Carol and Barry knew at first sight that the wonderful and historic Victorian house with a homestead apple orchard, original barns and five towering oak trees was where they wanted to live, grow their pesto business and raise their four boys.
They hired Eva to design and build this wood fired earth oven to establish and outdoor kitchen/gathering place near the vegetable garden. The oven was created almost completely from on-site materials and by family and neighbors during a workshop Eva led in June 2009. In addition to general baking and pizza parties, they wanted this oven to bake fresh bread that they could serve along with their delicious pesto at weekly farmer’s markets: Dante’s Pesto.
Future plans for this gathering place include benches and counter tops that attach to the oven.
Thanks so much to all of the neighbors and friends that helped! The roof structure was built by Mark Lakeman.
For more photos of this project, check out Eva’s blog post….
Using local materials and our creativity, we made an earthen oven at Riverfront Farm in Spokane, Washington. Eva led a 4 day workshop with community garden members about the ins and outs of earthen ovens, including how to bake in them. The project was a part of “Green Jobs Now: National Day of Action to Build the New Economy”, in which we joined with 700 communities and 50,000 people across the North America. The oven will be part of a bigger outdoor kitchen and band shell and is used by the neighborhood and by “Project HOPE” toward the development of youth micro enterprise projects. See more photos on my blog www.evalarevolution.blogspot.com
This earthen oven, located in Oakland, CA, was built together with collaborator’s in life: Eva Miller and Alex Edleson. These photos were taken by Eva; the complete process and methods of construction are beautifully documented on her blog: Todo Masa.

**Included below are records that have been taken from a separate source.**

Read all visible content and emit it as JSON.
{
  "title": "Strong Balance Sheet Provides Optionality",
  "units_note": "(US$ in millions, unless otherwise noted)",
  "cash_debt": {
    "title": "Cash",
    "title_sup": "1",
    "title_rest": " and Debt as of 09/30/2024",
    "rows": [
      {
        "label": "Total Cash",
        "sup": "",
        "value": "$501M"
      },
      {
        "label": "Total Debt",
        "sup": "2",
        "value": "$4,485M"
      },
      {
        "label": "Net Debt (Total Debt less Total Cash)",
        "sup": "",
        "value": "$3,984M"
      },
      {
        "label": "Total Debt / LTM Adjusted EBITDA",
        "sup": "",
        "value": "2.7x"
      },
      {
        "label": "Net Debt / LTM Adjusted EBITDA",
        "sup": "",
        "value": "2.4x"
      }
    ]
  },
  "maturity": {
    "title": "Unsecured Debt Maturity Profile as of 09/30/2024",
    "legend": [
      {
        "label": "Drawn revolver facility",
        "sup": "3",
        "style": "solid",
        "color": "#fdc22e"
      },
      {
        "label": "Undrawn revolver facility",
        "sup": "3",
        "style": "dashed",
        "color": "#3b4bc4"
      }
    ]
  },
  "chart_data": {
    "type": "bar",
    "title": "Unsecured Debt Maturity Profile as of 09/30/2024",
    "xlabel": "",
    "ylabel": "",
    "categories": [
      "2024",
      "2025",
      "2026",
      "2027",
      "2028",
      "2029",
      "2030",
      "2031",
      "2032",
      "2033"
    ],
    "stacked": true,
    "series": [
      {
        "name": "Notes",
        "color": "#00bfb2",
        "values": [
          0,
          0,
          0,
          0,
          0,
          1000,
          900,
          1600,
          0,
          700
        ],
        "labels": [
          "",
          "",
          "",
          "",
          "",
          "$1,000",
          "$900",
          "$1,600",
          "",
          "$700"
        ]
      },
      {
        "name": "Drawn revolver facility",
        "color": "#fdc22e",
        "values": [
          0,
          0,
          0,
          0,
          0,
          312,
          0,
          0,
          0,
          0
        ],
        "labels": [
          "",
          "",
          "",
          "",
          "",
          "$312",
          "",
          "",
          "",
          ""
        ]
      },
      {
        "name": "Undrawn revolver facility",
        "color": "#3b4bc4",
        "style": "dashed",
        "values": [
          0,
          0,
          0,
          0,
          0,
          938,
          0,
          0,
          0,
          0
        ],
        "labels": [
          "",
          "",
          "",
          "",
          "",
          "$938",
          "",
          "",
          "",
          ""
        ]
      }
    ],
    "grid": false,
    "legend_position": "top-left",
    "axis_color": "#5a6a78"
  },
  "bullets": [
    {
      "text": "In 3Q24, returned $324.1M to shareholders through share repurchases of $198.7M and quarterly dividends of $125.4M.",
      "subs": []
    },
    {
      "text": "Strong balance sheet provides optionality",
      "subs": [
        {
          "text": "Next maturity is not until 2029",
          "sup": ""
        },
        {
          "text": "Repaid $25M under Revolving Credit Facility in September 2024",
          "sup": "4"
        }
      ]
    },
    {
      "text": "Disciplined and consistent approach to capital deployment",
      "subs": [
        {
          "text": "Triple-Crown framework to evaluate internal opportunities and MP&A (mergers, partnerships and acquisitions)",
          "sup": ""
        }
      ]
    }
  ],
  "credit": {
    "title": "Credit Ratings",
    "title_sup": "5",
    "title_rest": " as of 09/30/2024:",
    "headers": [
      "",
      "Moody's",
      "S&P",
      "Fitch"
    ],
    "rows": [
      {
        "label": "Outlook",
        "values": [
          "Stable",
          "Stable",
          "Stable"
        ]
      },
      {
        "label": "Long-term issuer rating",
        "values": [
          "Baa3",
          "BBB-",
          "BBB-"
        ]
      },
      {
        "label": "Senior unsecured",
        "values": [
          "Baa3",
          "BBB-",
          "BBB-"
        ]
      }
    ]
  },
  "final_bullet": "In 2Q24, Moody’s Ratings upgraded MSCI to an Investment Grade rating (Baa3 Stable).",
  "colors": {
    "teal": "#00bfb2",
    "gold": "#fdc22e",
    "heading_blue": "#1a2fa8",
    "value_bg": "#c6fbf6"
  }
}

Another oven is born…. clay, stone, salvaged metal and human love come together.
During a weekend workshop we built this barrel oven and then filled in the walls and put in the window during the following days. It is part of a slow but exciting transformation of the “ranchito” into our community center.
We didn’t have any idea how much building this oven would change our life! There’s the obvious luxury of now being able to bake bread, pies, cookies, etc., – we’ve also discovered that by shortening the long fire box by placing bricks just inside, we can transform the oven into an open fire place. This oven is built around a modified metal oil drum (hinges, shelves inside) and combines both cooking from the direct heat of the flame into the barrel tempered by a layer of the sand and the slower cooking of the entire mass as the whole oven heats up (like the traditional hornos).
The process of building this wood-fired oven and recently another one at our neighbors´ reminds me of what a great addition to community living an oven offers. Both the process of building and the weekly or semi-weekly firings are events that bring us together and feed us in one way or another.